Studies have found that:
- People perceive African-American males as more physically dangerous than white males, even when they are the same height and weight.
- People tend to overestimate black boys’ age, viewing them as older and less innocent than their white peers.
- Black students are 2.2 times more likely to be expelled or suspended than other students. The pattern of implicit bias in disciplinary actions begins as early as preschool. During the 2013-14 school year, African-American children made up 19% of preschoolenrollment, but accounted for 47% of the preschoolers who received suspensions or expulsions.

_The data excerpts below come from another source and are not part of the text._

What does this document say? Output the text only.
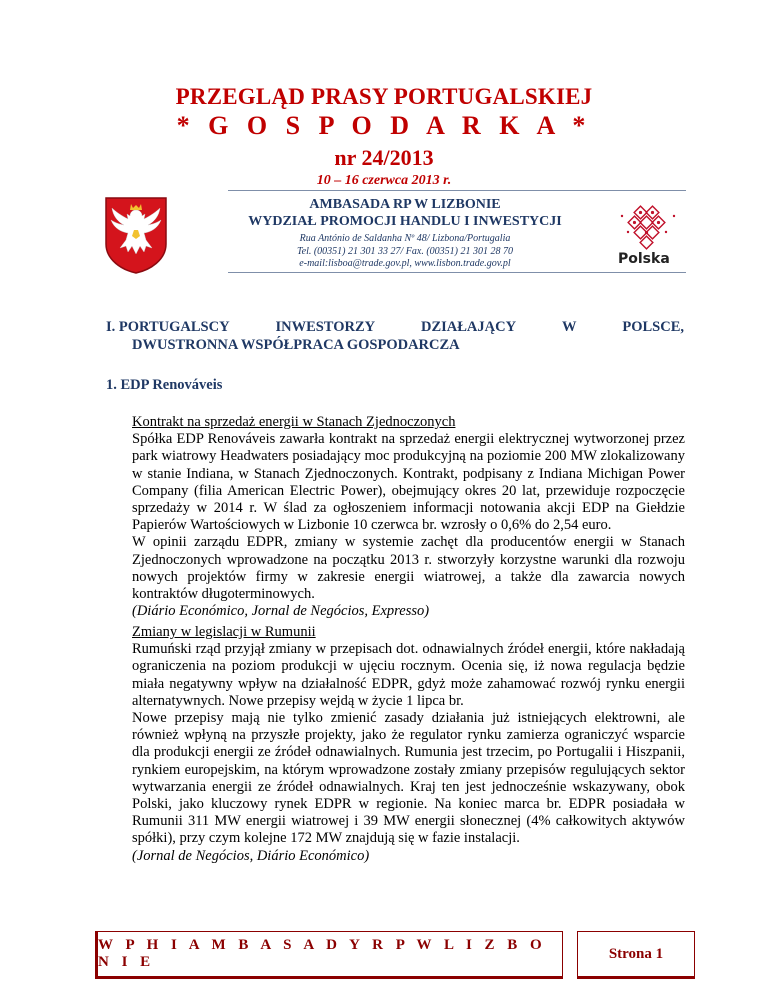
PRZEGLĄD PRASY PORTUGALSKIEJ
* G O S P O D A R K A *
nr 24/2013
10 – 16 czerwca 2013 r.
AMBASADA RP W LIZBONIE
WYDZIAŁ PROMOCJI HANDLU I INWESTYCJI
Rua António de Saldanha Nº 48/ Lizbona/Portugalia
Tel. (00351) 21 301 33 27/ Fax. (00351) 21 301 28 70
e-mail:lisboa@trade.gov.pl, www.lisbon.trade.gov.pl	Polska
I. PORTUGALSCY	INWESTORZY	DZIAŁAJĄCY	W	POLSCE,
DWUSTRONNA WSPÓŁPRACA GOSPODARCZA
1. EDP Renováveis

Kontrakt na sprzedaż energii w Stanach Zjednoczonych

Spółka EDP Renováveis zawarła kontrakt na sprzedaż energii elektrycznej wytworzonej przez park wiatrowy Headwaters posiadający moc produkcyjną na poziomie 200 MW zlokalizowany w stanie Indiana, w Stanach Zjednoczonych. Kontrakt, podpisany z Indiana Michigan Power Company (filia American Electric Power), obejmujący okres 20 lat, przewiduje rozpoczęcie sprzedaży w 2014 r. W ślad za ogłoszeniem informacji notowania akcji EDP na Giełdzie Papierów Wartościowych w Lizbonie 10 czerwca br. wzrosły o 0,6% do 2,54 euro.

W opinii zarządu EDPR, zmiany w systemie zachęt dla producentów energii w Stanach Zjednoczonych wprowadzone na początku 2013 r. stworzyły korzystne warunki dla rozwoju nowych projektów firmy w zakresie energii wiatrowej, a także dla zawarcia nowych kontraktów długoterminowych.

(Diário Económico, Jornal de Negócios, Expresso)

Zmiany w legislacji w Rumunii

Rumuński rząd przyjął zmiany w przepisach dot. odnawialnych źródeł energii, które nakładają ograniczenia na poziom produkcji w ujęciu rocznym. Ocenia się, iż nowa regulacja będzie miała negatywny wpływ na działalność EDPR, gdyż może zahamować rozwój rynku energii alternatywnych. Nowe przepisy wejdą w życie 1 lipca br.

Nowe przepisy mają nie tylko zmienić zasady działania już istniejących elektrowni, ale również wpłyną na przyszłe projekty, jako że regulator rynku zamierza ograniczyć wsparcie dla produkcji energii ze źródeł odnawialnych. Rumunia jest trzecim, po Portugalii i Hiszpanii, rynkiem europejskim, na którym wprowadzone zostały zmiany przepisów regulujących sektor wytwarzania energii ze źródeł odnawialnych. Kraj ten jest jednocześnie wskazywany, obok Polski, jako kluczowy rynek EDPR w regionie. Na koniec marca br. EDPR posiadała w Rumunii 311 MW energii wiatrowej i 39 MW energii słonecznej (4% całkowitych aktywów spółki), przy czym kolejne 172 MW znajdują się w fazie instalacji.

(Jornal de Negócios, Diário Económico)

W P H I A M B A S A D Y R P W L I Z B O N I E
Strona 1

- African Americans are 2.5 times more likely to be arrested, compared to their white counterparts. When interacting with law enforcement, young black males are 21 times more likely than their white peers to be shot by an officer.
- In 2018, a 14-year-old black student missed the school bus. He started to walk to school but got lost. He stopped at a house looking for directions only to be shot at.
- In 2018, an African American school board candidate was stopped by police twice while canvassing for his own campaign.
- In 2018, Sacramento Police fatally shot Stephon Clark in his grandmother’s backyard. What police thought was a gun turned out to be a cell phone.
- In 2017, Donald Trump called on the NFL to fire African American players for kneeling in silent protest of racial injustice during the national anthem.
- In 2015, Sandra Bland was pulled over for failing to use her turn signal, arrested, and later found dead in a jail cell in Waller County, Texas.
- In 2014, 12-year-old Tamir Rice was shot by a police officer, who didn’t even stop his vehicle before shooting, while playing outside with a toy gun.
- In 2012, Trayvon Martin was returning home from 7-11 with a bag of skittles in his pocket, when George Zimmerman confronted him for being “a suspicious person” then fatally shot him in what he later claimed was self-defense.